Lipoprotein(a) and small LDL

It's been my suspicion for some time that the combination of lipoprotein(a), or Lp(a), in combination with small LDL particles is a really bad risk for heart disease. People with this combination seem to have much higher heart scan scores for age than others. This seems to be a pattern that we'll see in the occasional woman less than 50 years old who already has a high heaert scan score. (It's unusual for women to have detectable coronary plaque before age 50.)

Very little data exists to support this idea and we are in the process of performing a small study to see whether it's true or not. My gut sense: it's among the most potent causes of coronary plaque around.

Case in point: Even though I spend a great deal of my time and energy advocating heart disease prevention, I still maintain my hospital privileges and skills. I had to cover one of the emergency rooms in town this past weekend (a requirement to maintain my hospital privileges).

One of the patients I saw was a 40-year old man--we'll call him Roland-- suffering a very large heart attack, a so-called "anterior myocardial infarction", or a heart attack involving the most important front portion of the heart. Thankfully, he came to the ER within 45 minutes after his chest pain started. The situation was immediately obvious and I was called to the ER. We quickly took him to the cardiac catheterization laboratory and put a stent in the left anterior descending artery and flow was restored. His chest pain dissipated over the next few minutes.

Nonetheless, Roland was left with a large area of reduced contraction of his heart muscle. Only time will tell how much recovery he'll have.

Roland was extremely lucky.
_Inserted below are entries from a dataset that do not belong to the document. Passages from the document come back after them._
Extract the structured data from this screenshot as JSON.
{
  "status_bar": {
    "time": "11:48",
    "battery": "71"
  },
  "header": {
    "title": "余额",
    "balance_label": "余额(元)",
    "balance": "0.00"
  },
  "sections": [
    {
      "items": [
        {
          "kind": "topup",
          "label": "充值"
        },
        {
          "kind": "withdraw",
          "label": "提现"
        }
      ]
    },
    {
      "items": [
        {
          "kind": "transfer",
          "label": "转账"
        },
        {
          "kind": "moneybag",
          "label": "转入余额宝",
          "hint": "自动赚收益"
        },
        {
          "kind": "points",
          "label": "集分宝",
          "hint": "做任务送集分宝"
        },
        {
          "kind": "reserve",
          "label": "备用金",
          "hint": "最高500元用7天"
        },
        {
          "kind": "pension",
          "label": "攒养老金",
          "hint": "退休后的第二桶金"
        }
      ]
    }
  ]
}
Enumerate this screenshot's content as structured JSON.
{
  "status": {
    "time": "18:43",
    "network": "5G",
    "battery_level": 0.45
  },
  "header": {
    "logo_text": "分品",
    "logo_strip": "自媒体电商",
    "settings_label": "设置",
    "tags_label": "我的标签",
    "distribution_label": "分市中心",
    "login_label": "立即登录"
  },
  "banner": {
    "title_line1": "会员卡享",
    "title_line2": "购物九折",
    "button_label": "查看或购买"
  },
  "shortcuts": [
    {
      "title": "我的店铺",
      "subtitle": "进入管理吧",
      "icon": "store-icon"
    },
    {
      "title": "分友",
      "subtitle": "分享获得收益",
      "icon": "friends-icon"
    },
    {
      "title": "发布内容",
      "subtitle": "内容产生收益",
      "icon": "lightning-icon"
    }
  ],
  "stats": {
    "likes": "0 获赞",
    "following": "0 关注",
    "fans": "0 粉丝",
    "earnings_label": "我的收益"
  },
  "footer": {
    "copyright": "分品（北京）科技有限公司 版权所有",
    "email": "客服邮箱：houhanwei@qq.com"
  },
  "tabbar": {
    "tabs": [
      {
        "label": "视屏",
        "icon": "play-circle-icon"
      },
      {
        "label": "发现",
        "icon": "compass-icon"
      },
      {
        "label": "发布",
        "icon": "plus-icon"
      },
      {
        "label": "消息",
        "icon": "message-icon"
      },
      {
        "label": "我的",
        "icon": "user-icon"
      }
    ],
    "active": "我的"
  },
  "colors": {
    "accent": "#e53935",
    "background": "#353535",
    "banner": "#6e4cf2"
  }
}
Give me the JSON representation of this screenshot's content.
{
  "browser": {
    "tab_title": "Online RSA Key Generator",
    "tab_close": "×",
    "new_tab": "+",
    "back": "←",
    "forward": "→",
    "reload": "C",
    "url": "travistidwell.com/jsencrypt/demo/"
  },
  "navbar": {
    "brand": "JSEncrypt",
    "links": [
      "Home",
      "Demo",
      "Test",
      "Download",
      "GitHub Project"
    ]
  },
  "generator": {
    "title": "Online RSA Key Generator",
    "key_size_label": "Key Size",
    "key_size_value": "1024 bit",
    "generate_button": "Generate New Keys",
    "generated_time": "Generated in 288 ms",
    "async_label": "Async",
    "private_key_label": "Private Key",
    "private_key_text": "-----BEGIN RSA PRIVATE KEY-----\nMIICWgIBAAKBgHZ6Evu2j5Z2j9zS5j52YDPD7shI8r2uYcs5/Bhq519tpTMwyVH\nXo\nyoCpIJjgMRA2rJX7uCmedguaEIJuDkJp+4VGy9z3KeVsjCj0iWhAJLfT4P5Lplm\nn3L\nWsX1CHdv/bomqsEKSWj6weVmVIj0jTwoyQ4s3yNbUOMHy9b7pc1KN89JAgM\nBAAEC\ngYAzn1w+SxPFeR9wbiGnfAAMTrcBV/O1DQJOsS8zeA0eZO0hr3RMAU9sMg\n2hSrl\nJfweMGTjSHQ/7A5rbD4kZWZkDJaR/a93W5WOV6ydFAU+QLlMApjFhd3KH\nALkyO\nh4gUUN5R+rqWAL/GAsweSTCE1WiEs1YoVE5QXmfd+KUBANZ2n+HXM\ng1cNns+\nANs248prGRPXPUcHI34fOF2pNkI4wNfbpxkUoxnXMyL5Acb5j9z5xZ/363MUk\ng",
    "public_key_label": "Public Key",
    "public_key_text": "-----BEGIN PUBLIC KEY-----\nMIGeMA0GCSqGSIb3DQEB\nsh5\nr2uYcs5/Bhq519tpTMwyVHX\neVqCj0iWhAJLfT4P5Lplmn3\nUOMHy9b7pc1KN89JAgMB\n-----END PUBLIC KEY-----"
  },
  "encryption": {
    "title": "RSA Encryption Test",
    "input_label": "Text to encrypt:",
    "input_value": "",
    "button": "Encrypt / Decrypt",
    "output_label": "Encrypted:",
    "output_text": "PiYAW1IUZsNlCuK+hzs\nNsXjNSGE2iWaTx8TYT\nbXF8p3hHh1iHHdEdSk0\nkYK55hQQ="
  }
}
The majority of people with closure of the artery that he'd experienced die within minutes. He did, in fact, "arrest" briefly, i.e., his heart became electrically unstable, though he recovered promptly.

Along with the multiple tubes of blood we required to run tests for his heart attack management, we had Roland's lipids and other measures sent off, as well. Wouldn't you know: Lp(a) and small LDL. This may have accounted for a heart attack at age 40.

Keep a lookout for this when you have lipoprotein testing. Conveniently, niacin can be used to treat both patterns, though higher doses are generally required for the Lp(a) part of the pattern. It's also my belief that the sort of Lp(a) measurement performed by the Liposcience laboratory ( is superior. They use a particle number based measure, not a weight-based measure. It is therefore independent of particle size, which can vary. Further work will, I believe, reveal some very important insights into the dreaded Lp(a).

Comments (1) -

  • wccaguy

    10/20/2007 4:18:00 PM |

    Just getting around to reading some of your older blog posts.

    Although I'm not completely certain, it's my impression that Marcovina was a student of Professor Sally McCormick of Otago University in New Zealand.

    Notice they both participated in this seminal article.

    Sharp RH, Perugini MA, Marcovina SM, McCormick SPA: Structural features of apolipoprotein B synthetic peptides that inhibit lipoprotein(a) assembly. J Lipid Res 45:2227-2234, 2004.

    I'm very certain that Rebeca Sharp was a student at Otago.

    More importantly, Sally McCormick has applied for a patent mirroring the article title linked to above at  Don't have the link handy.